Il faut dire que 2021 représentera, à l’avenir, une année charnière concernant l’éthique de l’IA en Europe puisque l’Union Européenne a lancé une manœuvre visant “la mise en place d’un projet de loi pour réguler l’IA (voir AI Act). Cette loi vise à interdire certains cas d’usages (manipulation subliminale, exploitation d’enfants ou d’handicaps psychologiques, identification biométrique à distance, notation sociale généralisée) et également une liste d’IA à risque élevé. Cela pourrait compléter le RGPD et ce serait très bien au niveau éthique.
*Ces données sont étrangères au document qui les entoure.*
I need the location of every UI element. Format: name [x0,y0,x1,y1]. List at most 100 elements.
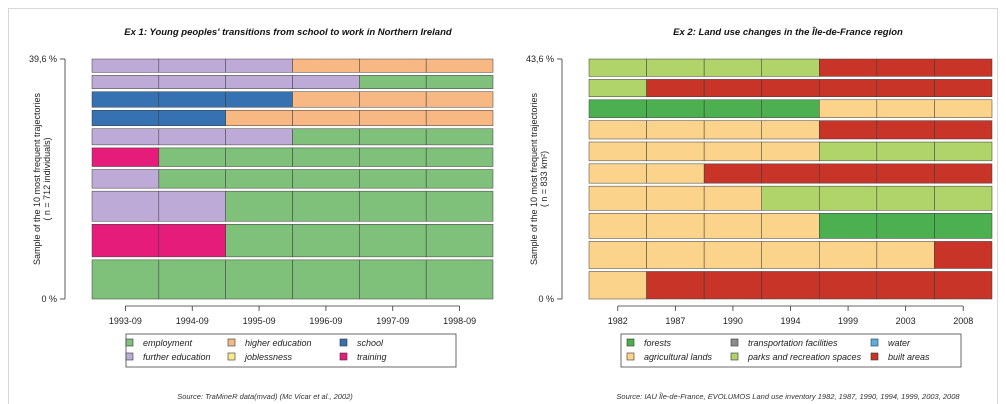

Par contre, c’est également un risque par rapport aux autres blocs mondiaux de l’IA. Mais j’espère que les acteurs internationaux s’aligneront sur cette législation, comme ce fut, en partie, le cas pour le RGPD” nous détaille Lucas.

Pour Erwan, le sujet est tout aussi complexe puisque, s’il voit “l’Europe comme un modèle”, les questions éthiques peuvent aussi “la mettre à la traîne par rapport aux USA et à la Chine sur le développement de l’IA”. De plus, il émet certains doutes quant à l’efficacité des différentes prises de positions et de certaines lois. “L’éthique et la réglementation ne permettent pas de vraiment freiner les mauvais projets au niveau mondial mais nous freine par contre, en France et en Europe, sur des sujets beaucoup moins controversés notamment au niveau de la santé… J’ai l’impression que les discussions autour de l’éthique trainent trop, vu les progrès faits sur des sujets plus que polémiques. J’ai été choqué d’apprendre l’existence de robots armés ayant la capacité de prendre des décisions autonomes. Cela me fait peur, d’autant plus que la population pourrait être emballée par cette idée. Je suis vraiment étonné que cela existe déjà. Le plus dérangeant pour moi, c’est que la machine puisse prendre une décision en toute autonomie, sans le moindre contrôle humain, c’est un pas en avant très dangereux”.

Voilà donc un bon résumé de l’année 2021 vue par Neovision. Comme vous pouvez le voir, les sujets ne manquent pas et cette année passée fut riche en découvertes et nouveautés, de toutes sortes. Rien de vraiment surprenant tant le domaine de l’intelligence artificielle bouillonne et évolue constamment.
De la sphère technique au marché, le sujet reste particulièrement attrayant et cela nous laisse penser qu’il ne cessera pas de bouger en 2022 que ce soit au niveau des avancées scientifiques et technologiques mais aussi au niveau de l’étude des impacts socio-économiques engendrés par le développement de l’IA.